医師でありながら博物学者でもあったシーボルトは日本の動植物に関心を抱き、日本人医師の養成の傍ら、研究にも熱心に取り組んだ。長崎の絵師川原慶賀には著書の挿絵用に採集した動植物を描かせ、西洋に日本を発信した。日本での研究と愛する妻と娘との暮らしにシーボルトは大変な幸福を感じていたことだろう。
お気に入りの花に愛する女性の名を・・・
ところが、シーボルトが一時帰国をしようとした際、日本国外に持ち出し禁止の地図が船に積まれていることが発覚した(シーボルト事件)。幕府は地図の返却を要求したが、シーボルトは拒否。尋問と軟禁生活の末、国外追放処分を受けてオランダに帰国し、妻子とは離れ離れとなったのだった。
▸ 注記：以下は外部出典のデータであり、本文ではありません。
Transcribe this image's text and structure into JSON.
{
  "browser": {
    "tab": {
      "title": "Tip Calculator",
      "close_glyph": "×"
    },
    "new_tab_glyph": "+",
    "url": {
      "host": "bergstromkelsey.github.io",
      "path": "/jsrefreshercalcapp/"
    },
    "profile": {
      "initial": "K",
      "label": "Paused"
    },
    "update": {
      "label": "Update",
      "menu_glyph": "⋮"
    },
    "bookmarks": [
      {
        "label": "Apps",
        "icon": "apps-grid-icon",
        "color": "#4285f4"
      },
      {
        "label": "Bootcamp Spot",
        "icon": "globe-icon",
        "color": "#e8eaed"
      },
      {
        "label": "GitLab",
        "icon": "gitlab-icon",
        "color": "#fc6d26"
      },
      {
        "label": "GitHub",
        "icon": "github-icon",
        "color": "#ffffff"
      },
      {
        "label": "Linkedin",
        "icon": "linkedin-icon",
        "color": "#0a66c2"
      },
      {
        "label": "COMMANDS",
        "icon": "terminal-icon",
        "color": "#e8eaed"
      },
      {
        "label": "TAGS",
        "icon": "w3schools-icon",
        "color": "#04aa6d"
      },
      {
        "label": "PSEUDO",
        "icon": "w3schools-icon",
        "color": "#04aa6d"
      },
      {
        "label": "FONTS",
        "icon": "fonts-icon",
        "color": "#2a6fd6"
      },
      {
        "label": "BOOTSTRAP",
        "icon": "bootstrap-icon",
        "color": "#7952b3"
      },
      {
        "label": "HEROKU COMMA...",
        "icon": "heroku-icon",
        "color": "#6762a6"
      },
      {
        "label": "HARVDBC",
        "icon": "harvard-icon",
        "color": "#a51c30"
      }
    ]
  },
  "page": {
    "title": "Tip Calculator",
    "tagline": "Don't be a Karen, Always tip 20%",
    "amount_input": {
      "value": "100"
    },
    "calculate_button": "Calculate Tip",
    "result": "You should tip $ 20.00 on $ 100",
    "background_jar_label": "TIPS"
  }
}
帰国後は日本研究に没頭するが、その中でも愛する妻子を忘れることはなく、1832年に刊行された『日本植物誌』では彼が特に好んだ紫陽花に、お滝さんの名で親しまれていた妻 滝の名前を入れ、“Hydrangea otaksa”(ハイドランジア オタクサ)という学名を付けている。
関東はまもなく梅雨入りとなり、じめっとする日々が続くことになるだろう。そんな時、ふと道端に咲く紫陽花に目を向けてみてほしい。お気に入りの花に愛する女性の名前を付けたシーボルトの愛情深いエピソードが、気分を軽くしてくれるかもしれない。